No hay como hablar para saberse, escuchar para encontrar y encontrarse y dialogar para conocer, todo ello de la forma más normal y rutinaria posible, sin preámbulos ni ceremonias, tal y como sucede en tantos lugares en los que, por ejemplo, alguien se sienta a una mesa con cualquier excusa. Y a poco que la charla fluya y vayan apareciendo temas y conversaciones la cosa irá mejorando, incluidas sorpresas de última hora con las que no se contaba y afirmaciones que, también, pueden dejarnos sin voz, desgraciadamente.
Sucedió en una de esas situaciones cuando, no recuerdo exactamente el tema, alguien habló de la duda, de dudar, momento en el que uno de los presentes zanjó de forma taxativa que dudar nunca, sentencia que se vio rápidamente corroborada por otros asistentes. No intenté mediar, vistos los pocos resquicios que dejaba dicha afirmación, acompañada con el consiguiente e inflexible apoyo presencial, y mi lentitud a la hora de argumentar una alternativa consistente con perspectiva de futuro, ni siquiera de éxito.
Más tarde, a medida que intentaba buscar justificación o explicaciones a semejante máxima, mis sensaciones fueron empeorando. Los nazis tampoco dudaban. Como tampoco lo hace el títere que se inmola, llevándose por delante a cuantas más personas mejor, por una causa que desconoce o directamente falsa, mero juguete a manos de malvados resentidos dominados por un odio que son incapaces de nombrar y que los mantiene muertos en vida; como tampoco duda el ignorante que asesina a su mujer o amante porque piensa y desea por sí misma y con ello cuestiona un poder machista que el pobre tipo considera tan antiguo y justo como el mismo Dios. Existen tantos ejemplos como queramos, de individuos, grupos y organizaciones que basan su existencia en no dudar, porque dudar significa escuchar tanto a los demás como a sí mismos. Hablamos de cobardes desconfiados de una razón que desdeñan y se niegan a usar, no sea que les muestre la inconsistencia e inmadurez de su empeño, intento desesperado de encarcelar las maravillosas destrezas de nuestra inteligencia, ese órgano que solo sabe manifestarse y, llegado el caso, defenderse con razones, la mejor prueba tanto de nuestra exquisita versatilidad como de nuestro enorme poder.

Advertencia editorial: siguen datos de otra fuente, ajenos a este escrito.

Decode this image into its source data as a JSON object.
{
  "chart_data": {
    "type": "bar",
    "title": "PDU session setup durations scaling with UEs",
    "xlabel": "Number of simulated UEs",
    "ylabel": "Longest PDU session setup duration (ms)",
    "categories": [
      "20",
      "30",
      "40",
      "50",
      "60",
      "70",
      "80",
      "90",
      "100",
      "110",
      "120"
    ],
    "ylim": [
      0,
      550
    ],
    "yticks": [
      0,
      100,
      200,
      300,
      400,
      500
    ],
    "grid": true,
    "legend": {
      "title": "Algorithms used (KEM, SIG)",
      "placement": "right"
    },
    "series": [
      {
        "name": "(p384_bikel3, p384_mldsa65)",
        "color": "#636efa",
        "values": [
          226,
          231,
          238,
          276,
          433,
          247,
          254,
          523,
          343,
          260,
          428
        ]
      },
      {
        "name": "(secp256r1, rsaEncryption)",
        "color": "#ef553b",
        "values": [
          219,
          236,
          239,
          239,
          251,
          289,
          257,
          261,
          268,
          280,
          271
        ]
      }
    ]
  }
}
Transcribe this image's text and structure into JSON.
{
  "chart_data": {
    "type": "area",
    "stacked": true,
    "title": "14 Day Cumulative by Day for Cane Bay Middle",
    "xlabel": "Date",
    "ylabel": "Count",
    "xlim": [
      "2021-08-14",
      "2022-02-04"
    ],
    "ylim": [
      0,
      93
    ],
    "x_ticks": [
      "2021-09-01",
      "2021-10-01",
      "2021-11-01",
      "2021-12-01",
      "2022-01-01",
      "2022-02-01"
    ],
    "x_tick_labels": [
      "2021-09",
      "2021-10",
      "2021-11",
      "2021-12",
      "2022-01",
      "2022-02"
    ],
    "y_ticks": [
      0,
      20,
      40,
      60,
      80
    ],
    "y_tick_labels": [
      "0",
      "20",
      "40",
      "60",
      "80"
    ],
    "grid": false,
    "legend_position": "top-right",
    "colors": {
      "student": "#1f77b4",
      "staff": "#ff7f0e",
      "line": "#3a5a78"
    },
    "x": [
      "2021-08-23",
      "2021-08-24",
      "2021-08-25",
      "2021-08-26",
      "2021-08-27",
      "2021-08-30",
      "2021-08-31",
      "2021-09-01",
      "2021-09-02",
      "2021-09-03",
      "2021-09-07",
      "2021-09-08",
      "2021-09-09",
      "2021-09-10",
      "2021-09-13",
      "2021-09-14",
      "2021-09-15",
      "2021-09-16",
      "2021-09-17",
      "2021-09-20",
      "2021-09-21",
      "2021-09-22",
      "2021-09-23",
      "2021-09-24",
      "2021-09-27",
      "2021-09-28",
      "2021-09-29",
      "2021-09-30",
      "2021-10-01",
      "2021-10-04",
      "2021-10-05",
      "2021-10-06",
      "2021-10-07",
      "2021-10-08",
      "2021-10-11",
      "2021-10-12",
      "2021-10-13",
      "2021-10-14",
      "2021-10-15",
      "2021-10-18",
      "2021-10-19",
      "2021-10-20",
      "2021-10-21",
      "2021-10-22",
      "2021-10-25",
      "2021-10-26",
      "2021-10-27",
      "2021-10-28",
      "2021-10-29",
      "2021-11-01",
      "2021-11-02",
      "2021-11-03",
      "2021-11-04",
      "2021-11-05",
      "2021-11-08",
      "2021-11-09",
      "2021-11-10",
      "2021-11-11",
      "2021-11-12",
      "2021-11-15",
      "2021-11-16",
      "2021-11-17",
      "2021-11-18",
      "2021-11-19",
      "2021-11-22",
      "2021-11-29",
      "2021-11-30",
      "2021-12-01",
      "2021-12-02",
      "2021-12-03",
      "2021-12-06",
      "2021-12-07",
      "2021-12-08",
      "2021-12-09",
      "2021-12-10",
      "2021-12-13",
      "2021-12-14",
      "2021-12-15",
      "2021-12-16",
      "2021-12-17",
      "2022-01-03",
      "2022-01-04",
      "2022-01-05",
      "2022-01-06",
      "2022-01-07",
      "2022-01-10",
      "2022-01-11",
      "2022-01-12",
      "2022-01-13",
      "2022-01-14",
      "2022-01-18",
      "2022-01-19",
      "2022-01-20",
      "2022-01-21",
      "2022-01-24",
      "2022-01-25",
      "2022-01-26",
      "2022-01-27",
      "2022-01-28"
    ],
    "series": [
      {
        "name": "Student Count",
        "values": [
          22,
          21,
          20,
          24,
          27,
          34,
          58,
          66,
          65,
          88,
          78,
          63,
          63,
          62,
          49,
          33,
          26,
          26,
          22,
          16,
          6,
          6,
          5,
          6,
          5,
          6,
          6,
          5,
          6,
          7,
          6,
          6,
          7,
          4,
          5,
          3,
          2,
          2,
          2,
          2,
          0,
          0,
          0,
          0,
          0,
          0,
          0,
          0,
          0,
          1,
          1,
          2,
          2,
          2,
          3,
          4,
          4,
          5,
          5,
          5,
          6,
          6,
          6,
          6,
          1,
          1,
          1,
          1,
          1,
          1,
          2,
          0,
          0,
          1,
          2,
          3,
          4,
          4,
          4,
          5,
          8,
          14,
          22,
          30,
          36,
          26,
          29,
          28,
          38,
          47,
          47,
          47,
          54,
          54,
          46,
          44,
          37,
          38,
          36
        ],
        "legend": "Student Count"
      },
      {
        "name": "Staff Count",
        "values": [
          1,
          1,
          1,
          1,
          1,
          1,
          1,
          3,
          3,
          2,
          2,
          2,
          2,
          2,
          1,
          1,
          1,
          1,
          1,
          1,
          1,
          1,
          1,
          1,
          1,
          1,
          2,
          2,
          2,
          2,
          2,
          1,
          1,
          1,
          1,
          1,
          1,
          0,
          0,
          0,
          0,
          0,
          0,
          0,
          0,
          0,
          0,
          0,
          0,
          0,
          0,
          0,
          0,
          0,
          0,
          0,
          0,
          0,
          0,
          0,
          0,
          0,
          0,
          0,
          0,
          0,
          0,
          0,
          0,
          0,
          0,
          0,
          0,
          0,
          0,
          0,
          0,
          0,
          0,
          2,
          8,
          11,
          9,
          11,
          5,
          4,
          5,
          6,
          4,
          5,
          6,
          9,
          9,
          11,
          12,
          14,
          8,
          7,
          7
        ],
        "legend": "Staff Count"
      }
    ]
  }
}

Quizás sean los tiempos que corren, tiempos en los que cada vez más gente, independientemente de su origen y por puro miedo, se siente en la necesidad de anclarse a dogmas y pronunciamientos que le eviten pensar y reflexionar -¡y hasta disfrutar!- sobre lo que tienen alrededor. Tiempos en los que el mayor valor de la democracia, ese comprometerse y sentarse a dialogar para llegar a acuerdos que nos obliguen a vivir juntos al margen de orígenes y formas de pensar, es vilmente desprestigiado por quienes prefieren vegetar odiando o despreciando antes que detenerse y dejarse interrumpir, y por qué no, convencer, por quien solo tiene la palabra y sus argumentos para hablar del mismo mundo. Todo tipo de nacionalismos políticos, culinarios, costumbristas o religiosos, no merece la pena contarlos, arrogantes miserias convertidas en baluartes con pies de barro que, sin embargo, sostienen a multitudes sin otras aspiraciones que subsistir a toda costa; mejor sin pensar.
Probablemente en los orígenes de la humanidad el tipo de la cachiporra tenía pocas dudas, o ninguna, la porra y quien la empuñaba eran el mundo y la ley. Afortunadamente hubo quienes dudaron de tales argumentos, se apartaron con el consiguiente sigilo y prudencia y descubrieron, ofreciéndolo al resto, otras opciones con las que se podía vivir muchísimo mejor y sin violencia de ningún tipo, ni siquiera verbal. Indudablemente costó pero aquí seguimos.
Nosotros somos la duda, por eso precisamente creamos a Dios, para que nos salvara de ella, y nos equivocamos. Si repudiamos la duda nos repudiamos a nosotros mismos, entonces dejaremos de pensar y nos agotaremos en nuestros miedos y limitaciones, y desaparecemos, si entonces no estamos ya directamente muertos.